Two years later he served as command pilot on an eight day mission with Charles Conrad, establishing a space endurance record by traveling 3,312,993 miles in 190 hours and 56 minutes in their tandem Gemini capsule. This flight proved that humans could survive weightlessness for the time it took to fly to the moon. This was also the flight that let the United States surpass the Soviet Union in man-hours in orbit, thus taking the lead in the so-called space race. He was also backup command pilot for Gemini 12 and backup commander for Apollo X.

"He truly portrayed the right stuff," Sean O'Keefe, the NASA administrator, said in a statement on Monday. Mr. Cooper "helped gain the backing and enthusiasm of the American public, so critical for the spirit of exploration," Mr. O'Keefe said.

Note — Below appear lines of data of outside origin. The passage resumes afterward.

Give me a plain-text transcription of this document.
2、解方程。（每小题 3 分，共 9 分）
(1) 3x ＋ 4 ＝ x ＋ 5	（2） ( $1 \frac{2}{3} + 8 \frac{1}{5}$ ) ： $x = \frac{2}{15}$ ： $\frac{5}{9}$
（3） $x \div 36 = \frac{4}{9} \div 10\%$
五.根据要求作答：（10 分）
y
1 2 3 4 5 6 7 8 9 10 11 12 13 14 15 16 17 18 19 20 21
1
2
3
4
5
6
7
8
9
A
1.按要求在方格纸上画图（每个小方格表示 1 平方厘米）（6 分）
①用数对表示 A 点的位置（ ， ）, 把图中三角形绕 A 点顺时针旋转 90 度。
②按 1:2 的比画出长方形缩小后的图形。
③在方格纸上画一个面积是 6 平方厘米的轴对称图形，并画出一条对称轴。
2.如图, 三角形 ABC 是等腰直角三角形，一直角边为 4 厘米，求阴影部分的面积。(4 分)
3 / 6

He was born Leroy Gordon Cooper Jr. on March 6, 1927, in Shawnee, Oklahoma. He said he first took the controls of an airplane when he was seven or eight, when his father, a U.S. Army colonel, took him up. As a youngster, he met two famous aviators, overnight visitors to the Cooper home—Amelia Earhart and Wiley Post.

After completing three years at the University of Hawaii he received an Army commission, joined the Marines during World War II, and later transferred to the Air Force in 1949. He earned a bachelor of science degree in aeronautical engineering from the Air Force Institute of Technology in 1956 and went on to become a test pilot at Edwards Air Force Base in Southern California. He was selected for the Mercury program in April, 1959, at the age of 32. During his career he logged more than 7,000 hours flying time, including 4,000 hours in jet aircraft and 222 hours in space. He flew all types of Commercial and General Aviation airplanes and helicopters.

Upon retirement from the military in 1970, Colonel Cooper was involved in building and distributing marine engines and fiberglass boats. He also tested and raced championship cars, and pioneered the use of jet engines on cars. He was part owner of a boat racing team and was a consultant to General Motors, Ford and Chrysler on automotive components. From January 1973 to 1975, he was Vice President for Research and Development/EPCOT for Walter E. Disney Enterprises, Inc., the research and development subsidiary of Walt Disney Productions.

In his book Leap of Faith: An Astronaut’s Journey into the Unknown, Colonel Cooper wrote of encounters he said he’d experienced with UFO’s. He made an excellent case for extraterrestrial intelligence, and went so far as to accuse the government of covering up the existence of UFO’s. It was perhaps this aspect of his belief system, he considered, along with his tendency to involve himself with “a lot of in-house politics,” that kept him from being chosen as a prime crew member for an Apollo mission to the moon.

Colonel Cooper’s death leaves three of the original Mercury 7 astronauts alive: John Glenn, the former senator from Ohio; M. Scott Carpenter; and Walter M. Schirra, Jr.. Virgil "Gus" Grissom was one of three astronauts killed in a fire inside an Apollo capsule in 1967 and Deke Slayton and Alan Shepard both died of natural causes.